The authors successfully adapt the ED-DRAP (Encoder-Decoder Deep Residual Attention Prediction) network, demonstrating that its architecture, particularly the spatial and sequential attention mechanisms, is superior to other spatio-temporal models like ConvLSTM and PredRNN for this specific task. The introduction of a composite loss function combining Cross-Entropy and Dice Loss, with an optimally tuned parameter, effectively addresses the severe class imbalance (only 1% lightning pixels on average) and contributes to the excellent calibration scores.
Overall the work is well done, but I have some concerns which if addressed can strengthen the results of the paper:
1) Since the models were trained separately for each forecast horizon, there can be concerns of incoherent forecasts between different forecast horizons.

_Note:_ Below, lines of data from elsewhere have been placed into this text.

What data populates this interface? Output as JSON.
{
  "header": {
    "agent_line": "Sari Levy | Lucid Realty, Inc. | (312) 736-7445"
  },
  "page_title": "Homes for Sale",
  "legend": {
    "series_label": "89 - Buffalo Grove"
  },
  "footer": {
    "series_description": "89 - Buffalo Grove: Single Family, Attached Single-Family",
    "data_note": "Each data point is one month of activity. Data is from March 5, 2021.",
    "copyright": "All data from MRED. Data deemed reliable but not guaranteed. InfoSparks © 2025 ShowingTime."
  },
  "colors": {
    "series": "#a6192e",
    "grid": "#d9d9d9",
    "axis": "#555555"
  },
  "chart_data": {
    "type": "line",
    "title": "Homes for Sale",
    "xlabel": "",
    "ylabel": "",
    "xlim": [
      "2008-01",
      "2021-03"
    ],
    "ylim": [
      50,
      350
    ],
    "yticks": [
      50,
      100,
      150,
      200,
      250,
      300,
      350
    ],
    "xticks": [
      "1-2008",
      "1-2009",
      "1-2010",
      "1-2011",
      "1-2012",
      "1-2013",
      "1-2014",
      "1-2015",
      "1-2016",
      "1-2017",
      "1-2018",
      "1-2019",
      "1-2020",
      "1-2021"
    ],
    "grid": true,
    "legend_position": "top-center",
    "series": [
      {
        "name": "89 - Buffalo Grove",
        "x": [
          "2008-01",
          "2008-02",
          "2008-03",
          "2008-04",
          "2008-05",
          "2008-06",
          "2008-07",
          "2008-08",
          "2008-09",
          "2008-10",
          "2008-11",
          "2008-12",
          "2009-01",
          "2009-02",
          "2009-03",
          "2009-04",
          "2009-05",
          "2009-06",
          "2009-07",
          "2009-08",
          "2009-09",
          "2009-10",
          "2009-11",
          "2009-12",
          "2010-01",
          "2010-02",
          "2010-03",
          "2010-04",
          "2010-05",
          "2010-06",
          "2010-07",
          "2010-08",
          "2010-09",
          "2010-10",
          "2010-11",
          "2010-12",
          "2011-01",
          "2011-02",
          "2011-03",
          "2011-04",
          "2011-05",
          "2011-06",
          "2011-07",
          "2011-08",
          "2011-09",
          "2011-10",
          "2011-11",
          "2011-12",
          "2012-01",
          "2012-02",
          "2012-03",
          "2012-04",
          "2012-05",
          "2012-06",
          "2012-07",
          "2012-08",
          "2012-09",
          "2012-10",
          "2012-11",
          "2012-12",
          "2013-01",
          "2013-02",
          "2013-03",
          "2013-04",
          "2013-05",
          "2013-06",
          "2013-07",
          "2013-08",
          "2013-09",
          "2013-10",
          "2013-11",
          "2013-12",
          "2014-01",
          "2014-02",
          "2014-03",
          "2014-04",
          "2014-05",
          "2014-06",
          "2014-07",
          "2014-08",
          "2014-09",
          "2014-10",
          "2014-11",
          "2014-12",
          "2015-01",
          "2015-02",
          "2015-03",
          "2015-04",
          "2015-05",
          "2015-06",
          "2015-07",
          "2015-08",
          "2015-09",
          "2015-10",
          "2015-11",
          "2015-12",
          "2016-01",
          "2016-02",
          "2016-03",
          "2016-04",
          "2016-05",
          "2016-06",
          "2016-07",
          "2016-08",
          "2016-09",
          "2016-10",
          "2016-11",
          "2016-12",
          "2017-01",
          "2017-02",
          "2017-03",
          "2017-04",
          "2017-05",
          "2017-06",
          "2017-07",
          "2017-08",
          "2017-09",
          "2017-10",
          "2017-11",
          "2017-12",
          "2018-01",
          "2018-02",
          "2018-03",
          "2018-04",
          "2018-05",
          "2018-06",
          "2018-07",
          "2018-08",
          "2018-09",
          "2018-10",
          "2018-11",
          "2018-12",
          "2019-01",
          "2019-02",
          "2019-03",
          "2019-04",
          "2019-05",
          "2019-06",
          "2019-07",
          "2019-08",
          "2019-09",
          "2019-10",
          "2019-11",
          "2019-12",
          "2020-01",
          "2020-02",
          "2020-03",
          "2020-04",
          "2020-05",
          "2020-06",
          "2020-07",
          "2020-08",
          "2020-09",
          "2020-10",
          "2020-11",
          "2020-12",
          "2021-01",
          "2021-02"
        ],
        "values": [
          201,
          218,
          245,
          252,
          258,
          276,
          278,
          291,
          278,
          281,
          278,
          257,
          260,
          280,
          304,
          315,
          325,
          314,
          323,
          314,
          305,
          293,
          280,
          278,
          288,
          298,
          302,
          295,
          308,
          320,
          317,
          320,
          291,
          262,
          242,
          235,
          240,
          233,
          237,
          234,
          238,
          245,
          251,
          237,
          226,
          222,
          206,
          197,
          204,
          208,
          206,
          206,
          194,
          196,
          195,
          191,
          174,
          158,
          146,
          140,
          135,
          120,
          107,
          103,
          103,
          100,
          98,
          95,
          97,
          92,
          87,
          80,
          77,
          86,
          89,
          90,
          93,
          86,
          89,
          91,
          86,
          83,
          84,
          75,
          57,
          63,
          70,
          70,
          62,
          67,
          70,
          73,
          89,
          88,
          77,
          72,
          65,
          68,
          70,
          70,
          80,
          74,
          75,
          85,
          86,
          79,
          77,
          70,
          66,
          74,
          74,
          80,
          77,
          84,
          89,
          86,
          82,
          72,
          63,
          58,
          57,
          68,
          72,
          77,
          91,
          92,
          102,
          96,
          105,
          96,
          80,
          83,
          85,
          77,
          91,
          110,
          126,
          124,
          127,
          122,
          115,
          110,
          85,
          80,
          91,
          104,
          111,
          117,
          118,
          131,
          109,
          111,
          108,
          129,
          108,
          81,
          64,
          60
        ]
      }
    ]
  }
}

The authors should provide some discussion or visualizations on how the forecasts look between different timestamps.2) Was the evaluation dataset fixed for the different models per forecast horizon or was the 30% chosen separately for each horizon?

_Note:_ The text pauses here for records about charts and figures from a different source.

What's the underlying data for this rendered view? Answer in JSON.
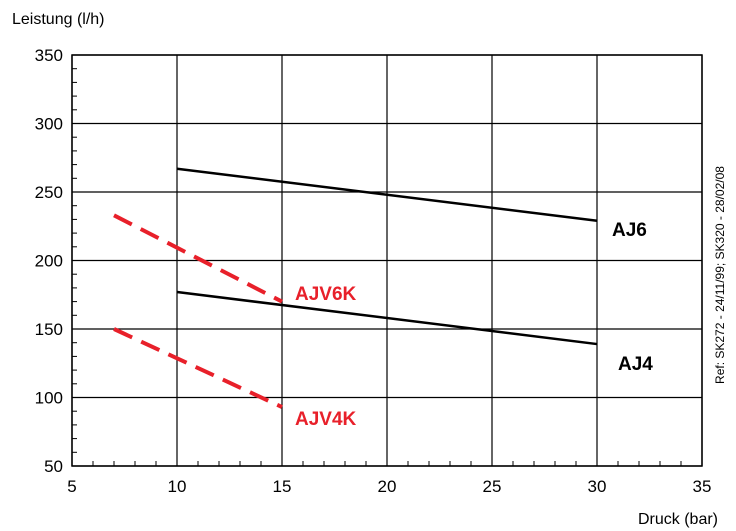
{
  "chart_data": {
    "type": "line",
    "title": "",
    "xlabel": "Druck (bar)",
    "ylabel": "Leistung (l/h)",
    "xlim": [
      5,
      35
    ],
    "ylim": [
      50,
      350
    ],
    "xticks": [
      5,
      10,
      15,
      20,
      25,
      30,
      35
    ],
    "yticks": [
      50,
      100,
      150,
      200,
      250,
      300,
      350
    ],
    "grid": true,
    "series": [
      {
        "name": "AJ6",
        "x": [
          10,
          30
        ],
        "y": [
          267,
          229
        ],
        "color": "#000000",
        "dashed": false
      },
      {
        "name": "AJ4",
        "x": [
          10,
          30
        ],
        "y": [
          177,
          139
        ],
        "color": "#000000",
        "dashed": false
      },
      {
        "name": "AJV6K",
        "x": [
          7,
          15
        ],
        "y": [
          233,
          170
        ],
        "color": "#e8202a",
        "dashed": true
      },
      {
        "name": "AJV4K",
        "x": [
          7,
          15
        ],
        "y": [
          150,
          93
        ],
        "color": "#e8202a",
        "dashed": true
      }
    ],
    "annotation": "Ref: SK272 - 24/11/99; SK320 - 28/02/08"
  }
}
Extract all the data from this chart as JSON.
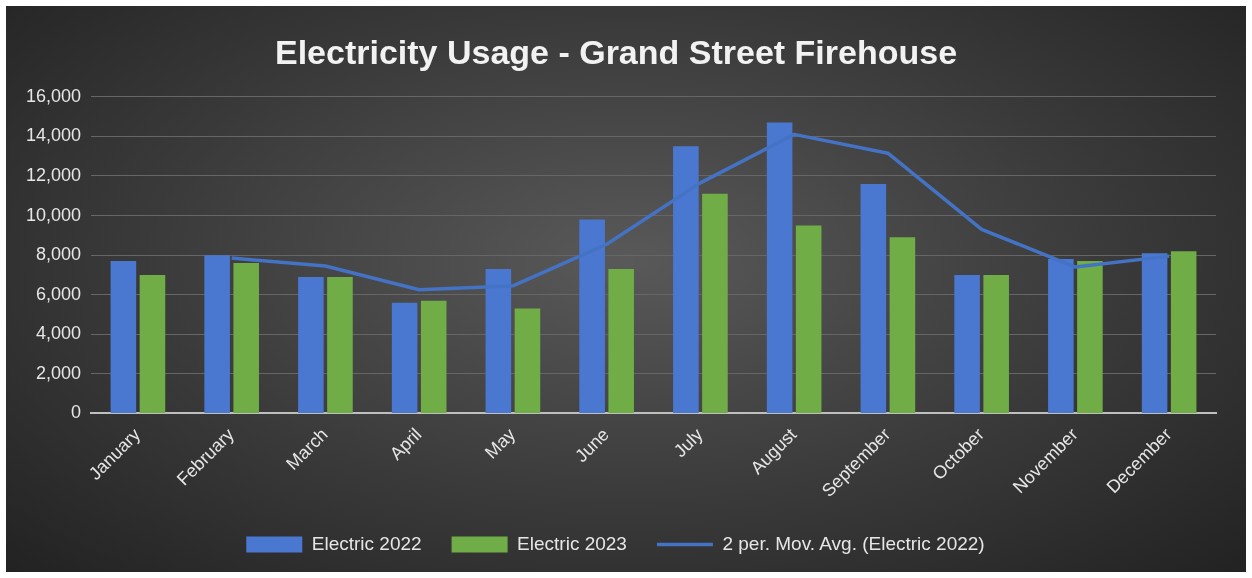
{
  "chart_data": {
    "type": "bar",
    "title": "Electricity Usage - Grand Street Firehouse",
    "categories": [
      "January",
      "February",
      "March",
      "April",
      "May",
      "June",
      "July",
      "August",
      "September",
      "October",
      "November",
      "December"
    ],
    "series": [
      {
        "name": "Electric 2022",
        "color": "#4a78d0",
        "values": [
          7700,
          8000,
          6900,
          5600,
          7300,
          9800,
          13500,
          14700,
          11600,
          7000,
          7800,
          8100
        ]
      },
      {
        "name": "Electric 2023",
        "color": "#70ad47",
        "values": [
          7000,
          7600,
          6900,
          5700,
          5300,
          7300,
          11100,
          9500,
          8900,
          7000,
          7700,
          8200
        ]
      },
      {
        "name": "2 per. Mov. Avg. (Electric 2022)",
        "type": "line",
        "color": "#4472c4",
        "values": [
          null,
          7850,
          7450,
          6250,
          6450,
          8550,
          11650,
          14100,
          13150,
          9300,
          7400,
          7950
        ]
      }
    ],
    "ylim": [
      0,
      16000
    ],
    "yticks": [
      0,
      {
        "value": 2000,
        "label": "2,000"
      },
      {
        "value": 4000,
        "label": "4,000"
      },
      {
        "value": 6000,
        "label": "6,000"
      },
      {
        "value": 8000,
        "label": "8,000"
      },
      {
        "value": 10000,
        "label": "10,000"
      },
      {
        "value": 12000,
        "label": "12,000"
      },
      {
        "value": 14000,
        "label": "14,000"
      },
      {
        "value": 16000,
        "label": "16,000"
      }
    ],
    "grid": "y",
    "legend": "bottom",
    "marker": "none",
    "line_style": "solid"
  }
}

3) The training / evaluation dataset seems quite small, this also shows in the results as the results are quite jumpy from one forecast horizon to another. I wonder if there was any overfitting also due to this.
4) To overcome the concerns around a small training / validation dataset, it might be interesting to see if the results generalize to a different part of CONUS - likely keeping the latitude boundaries the same but shifting the longitude bounding box more to the west. If the model yields good evaluation results trained over the Gulf of Mexico but evaluated over a different region the results might be more robust.

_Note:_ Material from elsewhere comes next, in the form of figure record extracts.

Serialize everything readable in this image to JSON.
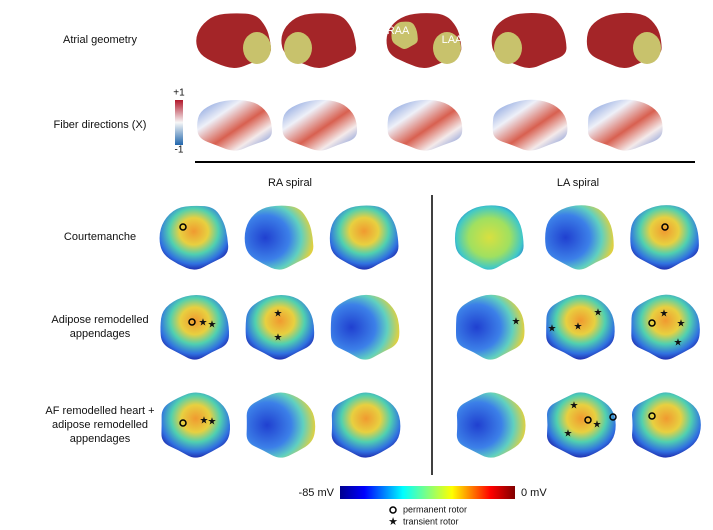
{
  "rows": [
    {
      "lines": [
        "Atrial geometry"
      ]
    },
    {
      "lines": [
        "Fiber directions (X)"
      ]
    },
    {
      "lines": [
        "Courtemanche"
      ]
    },
    {
      "lines": [
        "Adipose remodelled",
        "appendages"
      ]
    },
    {
      "lines": [
        "AF remodelled heart +",
        "adipose remodelled",
        "appendages"
      ]
    }
  ],
  "geometry_labels": [
    "RAA",
    "LAA"
  ],
  "fiber_scale": {
    "max": "+1",
    "min": "-1"
  },
  "columns": [
    "RA spiral",
    "LA spiral"
  ],
  "voltage_scale": {
    "min": "-85 mV",
    "max": "0 mV"
  },
  "legend": [
    "permanent rotor",
    "transient rotor"
  ]
}
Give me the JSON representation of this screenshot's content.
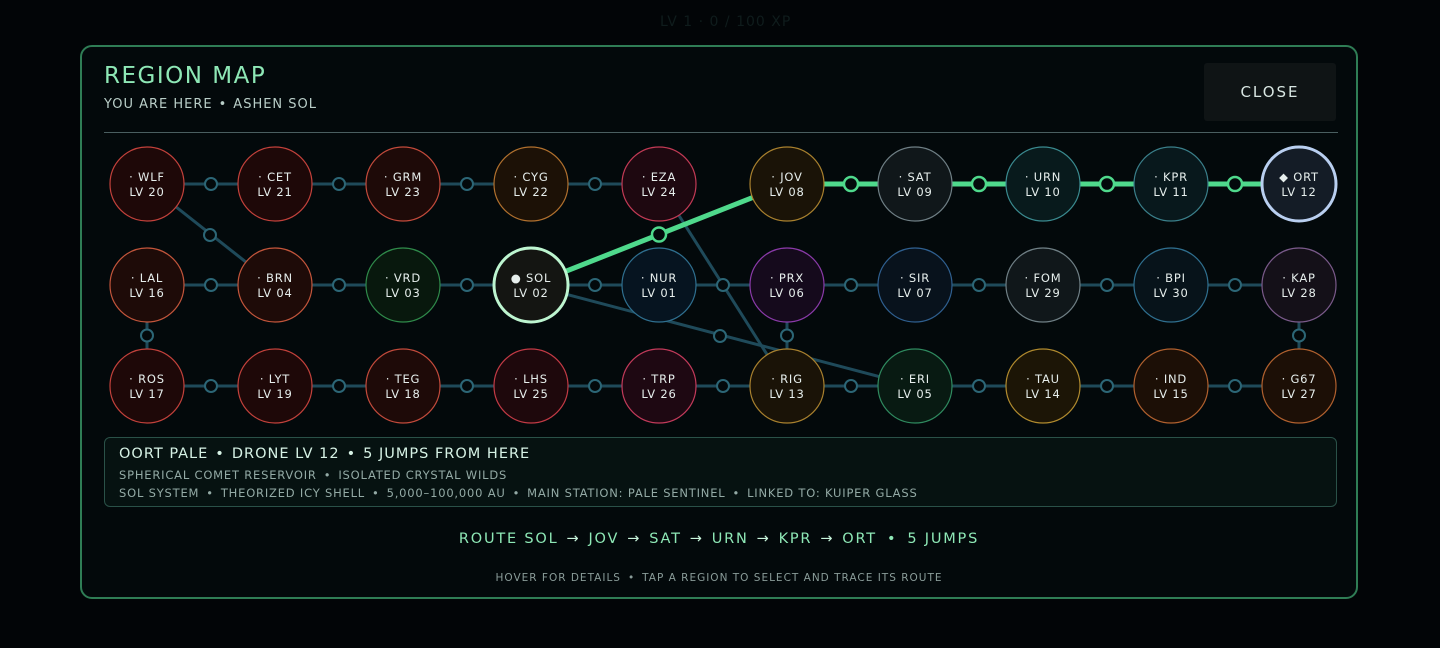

5) It would be good to discuss the results separated by diurnal cycles and any peaks through the day / hours of the day.
6) The authors state they selected the 13th band of the ABI sensor (infrared at 10.3mu ) because it is "more sensitive to cloud classification". While this band's Brightness Temperature (BT) is correlated with high cloud tops (cumulonimbus), the argument for selecting only this single band out of 16 is not fully explored. The addition of other relevant channels (e.g., water vapor channels) could provide complementary information about the atmospheric column. The authors could at least outline any restrictions they faced in incorporating other bands.
7) The authors use of NWP data is not entirely clear with regards to which initialization / forecast time is fed as input into the model. The authors state: "Specifically, the following configuration was adopted: 00:00 UTC forecasts were applied from 00:00 UTC to 01:30 UTC, 03:00 UTC forecasts from 01:30 UTC to 04:30 UTC, and 06:00 UTC forecasts from 04:30 UTC to 05:00 UTC".
My questions are - (a) how will this work in realtime because it seems the forecasts initialized at 6:00 UTC are being applied to init times in the past? (b) How will the operational latencies of GFS impact performance?8) In Figure 11. it would be more useful to have a PR curve for a few forecast forizons instead of two different figures for Precision and Recall and on the curve the impact of choosing different thresholds can be plotted. That would make it much more easier to understand the tradeoff.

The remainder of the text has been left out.